WEB EXCLUSIVE! Security cards monitor entry to buildings, violate privacy?

WEB EXCLUSIVE! Security cards monitor entry to buildings, violate privacy?

by Andrea McNamara

Do you ever get the feeling that you’re every move is being monitored?

In some ways, they are.

Simpson’s security office holds a computer that reveals who is entering the various buildings throughout campus and at what time they enter.

According to Chris Frerichs, Director of Security, this is not a violation of privacy. Campus security does not constantly monitor the screen and has no intentions of keeping track of individual students.

The only reason a student has just cause for concern is if their card has been lost. If someone else has been using their card and causing trouble in various buildings then the owner of the card may be suspected in causing the trouble.

“You have to be accountable and know where your card is at,” said Frerichs. The security office is willing to work with students and contrary to popular belief, campus security is not out to get everyone. According to Frerichs, if your card has been lost it’s a good idea to report it to the security office and get a temporary card until the lost card is found.

If a deactivated card is swiped at any particular door it shows up on the security screen and lets security officers know that someone has taken, or found, a card that was reported as lost.

“The only people who are probably concerned about personal privacy are the ones causing the problems,” said Frerichs.

The only time an individual will be monitored is if they are suspected, by just cause, of causing some trouble on campus.

“We’ve also had parents call in,” said Frerichs. “Sometimes parents don’t hear from their kid for a few days and want to know what’s going on.
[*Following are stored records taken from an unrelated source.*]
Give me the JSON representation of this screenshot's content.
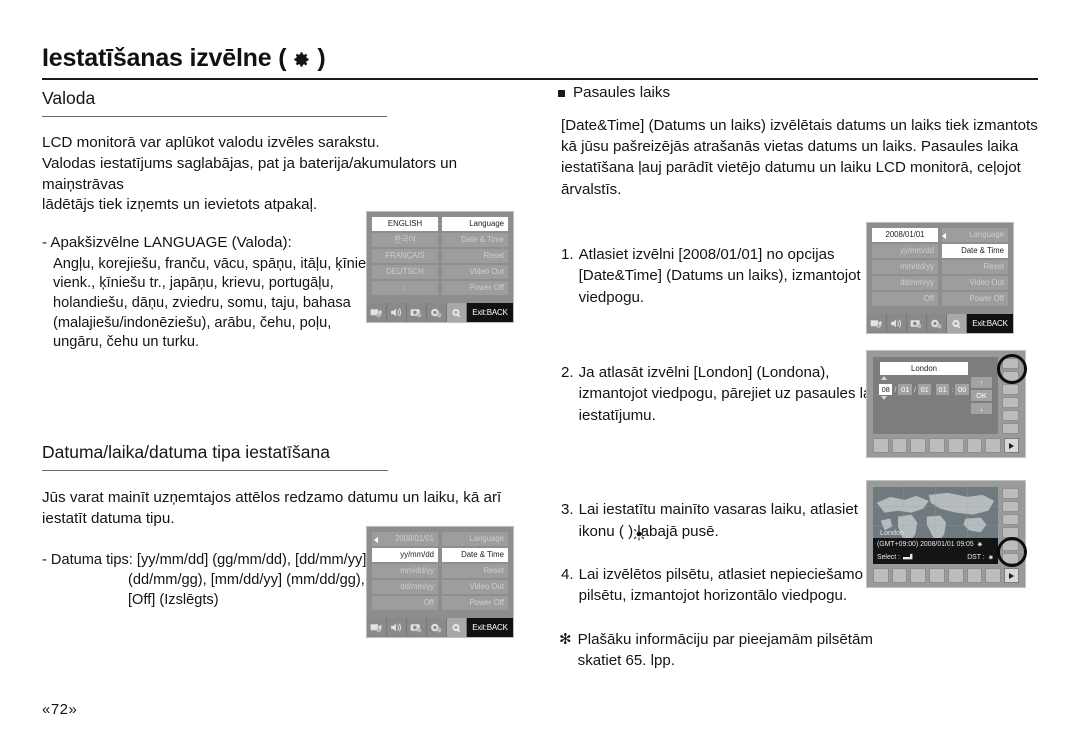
{
  "header": {
    "title": "Iestatīšanas izvēlne (",
    "title_close": ")",
    "gear_icon": "gear-icon"
  },
  "left": {
    "section1": {
      "heading": "Valoda",
      "para1_line1": "LCD monitorā var aplūkot valodu izvēles sarakstu.",
      "para1_line2": "Valodas iestatījums saglabājas, pat ja baterija/akumulators un maiņstrāvas",
      "para1_line3": "lādētājs tiek izņemts un ievietots atpakaļ.",
      "sub_label": "- Apakšizvēlne LANGUAGE (Valoda):",
      "sub_lines": [
        "Angļu, korejiešu, franču, vācu, spāņu, itāļu, ķīniešu",
        "vienk., ķīniešu tr., japāņu, krievu, portugāļu,",
        "holandiešu, dāņu, zviedru, somu, taju, bahasa",
        "(malajiešu/indonēziešu), arābu, čehu, poļu,",
        "ungāru, čehu un turku."
      ]
    },
    "section2": {
      "heading": "Datuma/laika/datuma tipa iestatīšana",
      "para1_line1": "Jūs varat mainīt uzņemtajos attēlos redzamo datumu un laiku, kā arī",
      "para1_line2": "iestatīt datuma tipu.",
      "sub_line1": "- Datuma tips: [yy/mm/dd] (gg/mm/dd), [dd/mm/yy]",
      "sub_line2": "(dd/mm/gg), [mm/dd/yy] (mm/dd/gg),",
      "sub_line3": "[Off] (Izslēgts)"
    }
  },
  "right": {
    "bullet_heading": "Pasaules laiks",
    "para_lines": [
      "[Date&Time] (Datums un laiks) izvēlētais datums un laiks tiek izmantots",
      "kā jūsu pašreizējās atrašanās vietas datums un laiks. Pasaules laika",
      "iestatīšana ļauj parādīt vietējo datumu un laiku LCD monitorā, ceļojot",
      "ārvalstīs."
    ],
    "steps": [
      {
        "num": "1.",
        "lines": [
          "Atlasiet izvēlni [2008/01/01] no opcijas",
          "[Date&Time] (Datums un laiks), izmantojot",
          "viedpogu."
        ]
      },
      {
        "num": "2.",
        "lines": [
          "Ja atlasāt izvēlni [London] (Londona),",
          "izmantojot viedpogu, pārejiet uz pasaules laika",
          "iestatījumu."
        ]
      },
      {
        "num": "3.",
        "lines": [
          "Lai iestatītu mainīto vasaras laiku, atlasiet",
          "ikonu (      ) labajā pusē."
        ]
      },
      {
        "num": "4.",
        "lines": [
          "Lai izvēlētos pilsētu, atlasiet nepieciešamo",
          "pilsētu,  izmantojot horizontālo viedpogu."
        ]
      }
    ],
    "note": {
      "marker": "✻",
      "lines": [
        "Plašāku informāciju par pieejamām pilsētām",
        "skatiet 65. lpp."
      ]
    }
  },
  "lcd_language": {
    "left_column": [
      "ENGLISH",
      "한국어",
      "FRANÇAIS",
      "DEUTSCH",
      "↓"
    ],
    "right_column": [
      "Language",
      "Date & Time",
      "Reset",
      "Video Out",
      "Power Off"
    ],
    "selected_left_index": 0,
    "selected_right_index": 0,
    "exit_label": "Exit:BACK",
    "icons": [
      "movie-icon",
      "sound-icon",
      "camera-setup-icon",
      "display-icon",
      "settings-gear-icon"
    ],
    "active_icon_index": 4
  },
  "lcd_datetype": {
    "left_column": [
      "2008/01/01",
      "yy/mm/dd",
      "mm/dd/yy",
      "dd/mm/yy",
      "Off"
    ],
    "right_column": [
      "Language",
      "Date & Time",
      "Reset",
      "Video Out",
      "Power Off"
    ],
    "selected_left_index": 1,
    "selected_right_index": 1,
    "exit_label": "Exit:BACK",
    "icons": [
      "movie-icon",
      "sound-icon",
      "camera-setup-icon",
      "display-icon",
      "settings-gear-icon"
    ],
    "active_icon_index": 4
  },
  "lcd_datetime_step1": {
    "left_column": [
      "2008/01/01",
      "yy/mm/dd",
      "mm/dd/yy",
      "dd/mm/yy",
      "Off"
    ],
    "right_column": [
      "Language",
      "Date & Time",
      "Reset",
      "Video Out",
      "Power Off"
    ],
    "selected_left_index": 0,
    "selected_right_index": 1,
    "exit_label": "Exit:BACK",
    "icons": [
      "movie-icon",
      "sound-icon",
      "camera-setup-icon",
      "display-icon",
      "settings-gear-icon"
    ],
    "active_icon_index": 4
  },
  "cam_london": {
    "city": "London",
    "fields": [
      "08",
      "01",
      "01",
      "01",
      "00"
    ],
    "sep_slash": "/",
    "sep_colon": ":",
    "ok_label": "OK",
    "up_arrow": "↑",
    "down_arrow": "↓"
  },
  "cam_map": {
    "city": "London",
    "info": "(GMT+09:00) 2008/01/01 09:05",
    "select_label": "Select :",
    "dst_label": "DST :",
    "sun_icon": "sun-icon"
  },
  "footer": {
    "page": "«72»"
  },
  "colors": {
    "page_bg": "#ffffff",
    "text": "#141414",
    "rule": "#1b1b1b",
    "lcd_bg": "#8e8e8e",
    "lcd_cell": "#9d9d9d",
    "lcd_selected": "#ffffff",
    "exit_bg": "#111111"
  }
}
We can look through the history within the computer and determine whether the student has been on campus for the past few days.”

The Indianola Police Department (IPD) does not have access to these records, but according to Frerichs, if there is sound reason to hand over some of these records, then there is nothing to stop them. If some sort of vandalism took place between the hours of 2 and 3 a.m. in Barker hall (for instance), then the campus security will most likely look up the people who entered the building between those hours.

If the entry record shows signs of “fishy business” going on between 2 and 3 then their records will probably be turned over the IPD for further investigation.

“The benefits of our campus security system outweigh the costs,” said Amber Dickey, a junior and hall manager at Picken Residence Hall. “If somebody feels violated in some way, then they would probably feel more violated if their safety was compensated for personal privacy.”